UBS economist Maury Harris argues that the age of disinflation might finally be coming.
Currently, the core PCE deflator, the Fed’s presumed preferred measure of inflation, is running at just 1.2% y/y, well below the FOMC’s 2% target. This low level of inflation provides Yellen with leeway to keep policy accommodative (a description that would fit policy even after a taper). However, it seems unlikely that inflation will remain this low much longer. The y/y percentage change in the core PCE deflator has decelerated by 52bps through September.

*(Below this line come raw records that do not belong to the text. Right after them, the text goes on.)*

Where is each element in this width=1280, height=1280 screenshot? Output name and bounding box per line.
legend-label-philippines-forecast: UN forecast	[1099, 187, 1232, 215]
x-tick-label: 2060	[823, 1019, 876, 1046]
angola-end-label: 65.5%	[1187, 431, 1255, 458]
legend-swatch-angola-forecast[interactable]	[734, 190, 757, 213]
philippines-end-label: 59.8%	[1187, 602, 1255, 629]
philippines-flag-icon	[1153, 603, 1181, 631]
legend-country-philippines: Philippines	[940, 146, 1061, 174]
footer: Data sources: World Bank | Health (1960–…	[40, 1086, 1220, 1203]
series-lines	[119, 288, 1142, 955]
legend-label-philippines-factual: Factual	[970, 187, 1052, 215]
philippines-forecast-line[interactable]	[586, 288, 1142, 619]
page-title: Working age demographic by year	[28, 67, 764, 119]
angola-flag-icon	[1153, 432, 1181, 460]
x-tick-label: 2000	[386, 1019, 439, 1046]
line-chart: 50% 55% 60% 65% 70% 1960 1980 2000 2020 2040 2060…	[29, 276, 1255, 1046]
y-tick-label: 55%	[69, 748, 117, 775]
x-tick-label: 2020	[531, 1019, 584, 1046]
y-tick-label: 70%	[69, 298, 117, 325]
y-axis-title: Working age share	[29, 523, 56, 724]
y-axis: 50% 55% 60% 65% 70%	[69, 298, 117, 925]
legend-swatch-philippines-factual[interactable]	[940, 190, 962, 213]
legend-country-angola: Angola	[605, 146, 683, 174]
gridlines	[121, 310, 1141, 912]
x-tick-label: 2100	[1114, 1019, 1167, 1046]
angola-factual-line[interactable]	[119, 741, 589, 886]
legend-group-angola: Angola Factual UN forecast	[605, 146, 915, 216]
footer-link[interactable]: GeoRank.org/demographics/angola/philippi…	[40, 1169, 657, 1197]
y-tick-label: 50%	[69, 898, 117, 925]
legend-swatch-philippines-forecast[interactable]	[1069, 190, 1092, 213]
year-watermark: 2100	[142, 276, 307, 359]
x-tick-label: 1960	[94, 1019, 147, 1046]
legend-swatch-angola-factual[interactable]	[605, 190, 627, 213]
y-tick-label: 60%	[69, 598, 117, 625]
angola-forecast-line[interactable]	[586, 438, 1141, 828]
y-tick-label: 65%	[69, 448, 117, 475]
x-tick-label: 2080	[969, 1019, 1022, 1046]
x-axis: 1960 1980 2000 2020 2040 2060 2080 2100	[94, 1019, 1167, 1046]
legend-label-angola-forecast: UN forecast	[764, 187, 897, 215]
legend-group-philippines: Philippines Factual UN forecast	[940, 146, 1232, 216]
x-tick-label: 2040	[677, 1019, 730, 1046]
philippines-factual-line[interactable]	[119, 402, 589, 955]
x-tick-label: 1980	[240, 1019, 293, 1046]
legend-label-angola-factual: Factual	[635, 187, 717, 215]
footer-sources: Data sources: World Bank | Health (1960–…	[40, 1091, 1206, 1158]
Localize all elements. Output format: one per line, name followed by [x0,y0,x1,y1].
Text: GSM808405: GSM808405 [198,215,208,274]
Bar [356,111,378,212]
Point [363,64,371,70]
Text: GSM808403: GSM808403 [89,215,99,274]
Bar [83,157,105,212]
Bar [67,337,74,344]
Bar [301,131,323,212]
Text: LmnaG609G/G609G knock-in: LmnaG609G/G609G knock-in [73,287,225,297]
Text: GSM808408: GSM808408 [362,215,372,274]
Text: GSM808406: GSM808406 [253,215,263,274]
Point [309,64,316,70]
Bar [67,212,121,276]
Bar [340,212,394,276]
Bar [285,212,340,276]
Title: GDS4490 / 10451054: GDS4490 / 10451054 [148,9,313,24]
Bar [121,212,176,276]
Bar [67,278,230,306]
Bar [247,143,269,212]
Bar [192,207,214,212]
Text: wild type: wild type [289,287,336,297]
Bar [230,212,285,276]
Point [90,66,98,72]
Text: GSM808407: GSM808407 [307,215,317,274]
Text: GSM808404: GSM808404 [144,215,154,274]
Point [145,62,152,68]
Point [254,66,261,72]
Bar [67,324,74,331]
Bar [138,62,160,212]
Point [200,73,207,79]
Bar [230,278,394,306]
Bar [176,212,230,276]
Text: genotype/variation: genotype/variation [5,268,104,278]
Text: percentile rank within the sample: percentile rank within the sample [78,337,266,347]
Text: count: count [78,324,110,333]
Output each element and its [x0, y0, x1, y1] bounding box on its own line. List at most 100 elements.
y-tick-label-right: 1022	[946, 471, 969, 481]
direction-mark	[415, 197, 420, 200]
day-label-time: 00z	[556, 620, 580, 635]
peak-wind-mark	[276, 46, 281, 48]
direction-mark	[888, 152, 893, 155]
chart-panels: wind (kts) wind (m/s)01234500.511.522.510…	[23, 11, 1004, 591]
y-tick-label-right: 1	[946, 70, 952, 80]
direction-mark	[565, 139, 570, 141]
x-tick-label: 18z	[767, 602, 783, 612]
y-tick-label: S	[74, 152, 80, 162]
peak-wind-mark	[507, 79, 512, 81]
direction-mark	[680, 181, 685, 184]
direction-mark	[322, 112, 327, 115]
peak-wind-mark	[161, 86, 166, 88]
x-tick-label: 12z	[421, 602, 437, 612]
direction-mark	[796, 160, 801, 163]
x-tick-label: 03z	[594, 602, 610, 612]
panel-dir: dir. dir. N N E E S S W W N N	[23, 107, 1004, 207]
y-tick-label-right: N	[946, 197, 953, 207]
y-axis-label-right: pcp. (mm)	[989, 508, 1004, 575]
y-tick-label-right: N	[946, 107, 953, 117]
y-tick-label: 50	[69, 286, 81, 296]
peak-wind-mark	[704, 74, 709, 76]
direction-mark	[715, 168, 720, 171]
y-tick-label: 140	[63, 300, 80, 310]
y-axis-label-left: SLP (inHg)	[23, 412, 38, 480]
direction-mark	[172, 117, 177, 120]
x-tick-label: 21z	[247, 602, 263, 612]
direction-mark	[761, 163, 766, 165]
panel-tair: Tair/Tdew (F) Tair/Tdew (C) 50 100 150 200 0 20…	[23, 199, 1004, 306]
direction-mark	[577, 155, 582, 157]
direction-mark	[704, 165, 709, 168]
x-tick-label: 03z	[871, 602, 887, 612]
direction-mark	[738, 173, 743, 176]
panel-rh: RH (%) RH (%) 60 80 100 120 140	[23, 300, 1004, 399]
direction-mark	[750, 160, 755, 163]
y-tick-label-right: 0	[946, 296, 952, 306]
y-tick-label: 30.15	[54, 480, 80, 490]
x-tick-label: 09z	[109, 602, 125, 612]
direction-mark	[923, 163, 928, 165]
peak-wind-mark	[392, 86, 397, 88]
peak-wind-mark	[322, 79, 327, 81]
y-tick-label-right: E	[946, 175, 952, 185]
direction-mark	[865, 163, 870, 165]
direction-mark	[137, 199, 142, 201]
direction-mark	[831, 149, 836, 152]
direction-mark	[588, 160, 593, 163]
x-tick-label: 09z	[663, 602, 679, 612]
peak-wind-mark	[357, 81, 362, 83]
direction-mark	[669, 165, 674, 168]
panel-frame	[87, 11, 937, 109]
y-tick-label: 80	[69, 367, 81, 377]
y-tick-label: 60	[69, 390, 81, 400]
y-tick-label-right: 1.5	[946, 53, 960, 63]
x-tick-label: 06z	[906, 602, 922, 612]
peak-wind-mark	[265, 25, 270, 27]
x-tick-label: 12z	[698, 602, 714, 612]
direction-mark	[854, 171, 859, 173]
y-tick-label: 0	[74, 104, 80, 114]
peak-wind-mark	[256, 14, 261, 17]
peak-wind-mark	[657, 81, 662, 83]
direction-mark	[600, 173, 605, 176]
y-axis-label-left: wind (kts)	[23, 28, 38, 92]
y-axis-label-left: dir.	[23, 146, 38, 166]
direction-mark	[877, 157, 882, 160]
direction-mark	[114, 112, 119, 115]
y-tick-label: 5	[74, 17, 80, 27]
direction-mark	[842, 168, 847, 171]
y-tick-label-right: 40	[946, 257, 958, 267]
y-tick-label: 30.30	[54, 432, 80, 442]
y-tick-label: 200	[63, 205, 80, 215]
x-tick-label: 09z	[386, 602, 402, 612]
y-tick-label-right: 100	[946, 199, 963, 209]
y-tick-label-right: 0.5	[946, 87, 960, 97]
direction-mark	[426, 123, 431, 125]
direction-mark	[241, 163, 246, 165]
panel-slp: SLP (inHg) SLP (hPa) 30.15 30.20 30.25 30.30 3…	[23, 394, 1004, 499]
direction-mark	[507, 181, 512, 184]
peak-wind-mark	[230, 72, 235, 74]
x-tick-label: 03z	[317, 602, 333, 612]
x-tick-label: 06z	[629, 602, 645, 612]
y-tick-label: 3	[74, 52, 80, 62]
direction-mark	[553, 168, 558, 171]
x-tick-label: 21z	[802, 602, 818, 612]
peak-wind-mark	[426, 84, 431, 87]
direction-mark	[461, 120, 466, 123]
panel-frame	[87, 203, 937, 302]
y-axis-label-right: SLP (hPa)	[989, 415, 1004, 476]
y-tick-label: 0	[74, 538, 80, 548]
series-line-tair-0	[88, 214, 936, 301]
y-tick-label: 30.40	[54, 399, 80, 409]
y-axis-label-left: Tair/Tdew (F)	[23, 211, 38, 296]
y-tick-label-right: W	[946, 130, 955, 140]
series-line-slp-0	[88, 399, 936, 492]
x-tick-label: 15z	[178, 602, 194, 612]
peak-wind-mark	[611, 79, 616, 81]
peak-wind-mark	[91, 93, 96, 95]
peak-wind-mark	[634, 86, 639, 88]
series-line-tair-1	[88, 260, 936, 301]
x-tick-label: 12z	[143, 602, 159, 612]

That deceleration has been the result of sharp drops in medical goods, health care services and financial services inflation. Combined, these account for almost all the deceleration witnessed over the last year. However, these now seem to be showing signs of re-acceleration. From June to September, the 3-month annualized rate of change for medical goods inflation has jumped from -0.4% to +4.8%, health care services have risen from -0.5% to +1.3%, and financial services inflation has bounced from +0.2% to +2.6%. We expect core PCE inflation will end 2014 at 1.9%, almost on the FOMC’s target.
The pickup in health care inflation is particularly interesting to watch, since the slowing pace of health care inflation in recent years has been a huge story. If that effect starts to fade it will be an unfortunate sign that that issue isn’t going away.